12.No dia 28 de Março de 2011 o arguido, por si, ou através de terceiro com o seu conhecimento, apresentou na escola comunicação de ausência referente a esse dia, acompanhada de declaração justificativa da falta, emitida por C., Clínica sediada na Amadora, na qual se atestava que o arguido tinha comparecido, nesse dia, para consulta e exames complementares de diagnóstico das 10:00 às 15:30 desse dia.
13.No dia 13 de Maio de 2011 o arguido, por si, ou através de terceiro com o seu conhecimento, apresentou na escola comunicação de ausência, referente a esse dia, acompanhada de declaração justificativa da falta, emitida por C., Clínica sediada na Amadora, na qual se atestava que o arguido tinha comparecido, nesse dia, para consulta e exames complementares de diagnóstico das 09hl0 às 14h25 de dia 13-05-2011.
14.No dia 16 de Novembro de 2011 o arguido, por si, ou através de terceiro com o seu conhecimento, apresentou na escola comunicação de ausência referente a esse dia, acompanhada de declaração justificativa da falta, emitida pelo Hospital de São José, no qual se atestava que o arguido tinha entrado no serviço de Gastrenterologia desse hospital, no dia 16/11/2011, pelas 10:16 horas, e saído no dia 16/12/2010 pelas 15h27.
15.No dia 25 de Novembro de 2011 o arguido, por si, ou através de terceiro com o seu conhecimento, apresentou na escola comunicação de ausência, referente ao dia 28/11/2011 e posteriormente declaração justificativa da falta, emitida por C., Clínica sediada na Amadora, na qual se atestava que o arguido tinha comparecido, no dia 28/11/2011, para consulta e exames complementares de diagnóstico das 09h30 às 15h20 desse dia.

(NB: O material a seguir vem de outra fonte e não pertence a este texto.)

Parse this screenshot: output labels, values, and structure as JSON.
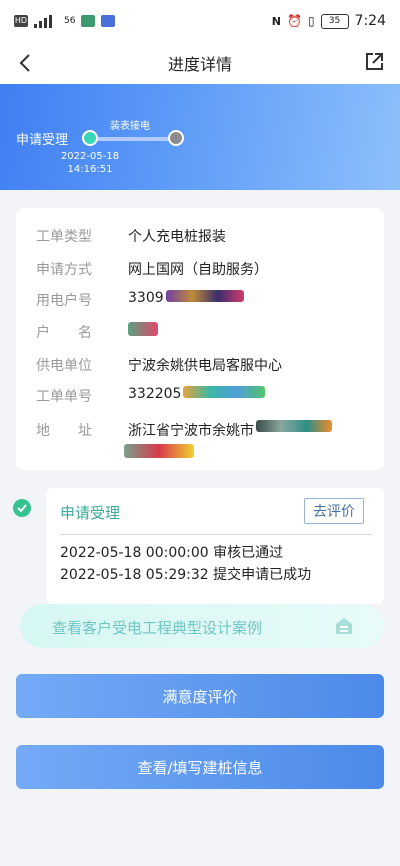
{
  "status_bar": {
    "network": "56",
    "battery": "35",
    "time": "7:24"
  },
  "nav": {
    "title": "进度详情"
  },
  "progress": {
    "current_step": "申请受理",
    "node_label": "装表接电",
    "date": "2022-05-18",
    "time": "14:16:51"
  },
  "details": {
    "rows": [
      {
        "label": "工单类型",
        "value": "个人充电桩报装"
      },
      {
        "label": "申请方式",
        "value": "网上国网（自助服务）"
      },
      {
        "label": "用电户号",
        "value": "3309"
      },
      {
        "label": "户　　名",
        "value": ""
      },
      {
        "label": "供电单位",
        "value": "宁波余姚供电局客服中心"
      },
      {
        "label": "工单单号",
        "value": "332205"
      },
      {
        "label": "地　　址",
        "value": "浙江省宁波市余姚市"
      }
    ]
  },
  "flow": {
    "title": "申请受理",
    "evaluate_button": "去评价",
    "items": [
      "2022-05-18 00:00:00 审核已通过",
      "2022-05-18 05:29:32 提交申请已成功"
    ]
  },
  "case_banner": {
    "text": "查看客户受电工程典型设计案例"
  },
  "buttons": {
    "satisfaction": "满意度评价",
    "pile_info": "查看/填写建桩信息"
  },
  "colors": {
    "accent_blue": "#4c8ae9",
    "accent_green": "#35c28f",
    "teal_text": "#3ba99c"
  }
}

16.No dia 9 de Maio de 2012 o arguido, por si, ou através de terceiro com o seu conhecimento, apresentou na escola comunicação de ausência, referente a esse dia, acompanhada de declaração justificativa da falta, emitida por C., Clinica , sediada na Amadora, na qual se atestava que o arguido tinha comparecido, nesse dia, para consulta e exames complementares de diagnóstico das 08:30 às 15:30.
17.No dia 14 de Maio de 2012 o arguido, por si, ou através de terceiro com o seu conhecimento, apresentou na escola comunicação de ausência, referente a esse dia, acompanhada de declaração justificativa da falta, emitida pelo Hospital de São José, no qual se atestava que o arguido tinha entrado no serviço de Gastrenterologia desse hospital, no dia 14/05/2012, pelas 07:12 horas, e saído pelas 15h20.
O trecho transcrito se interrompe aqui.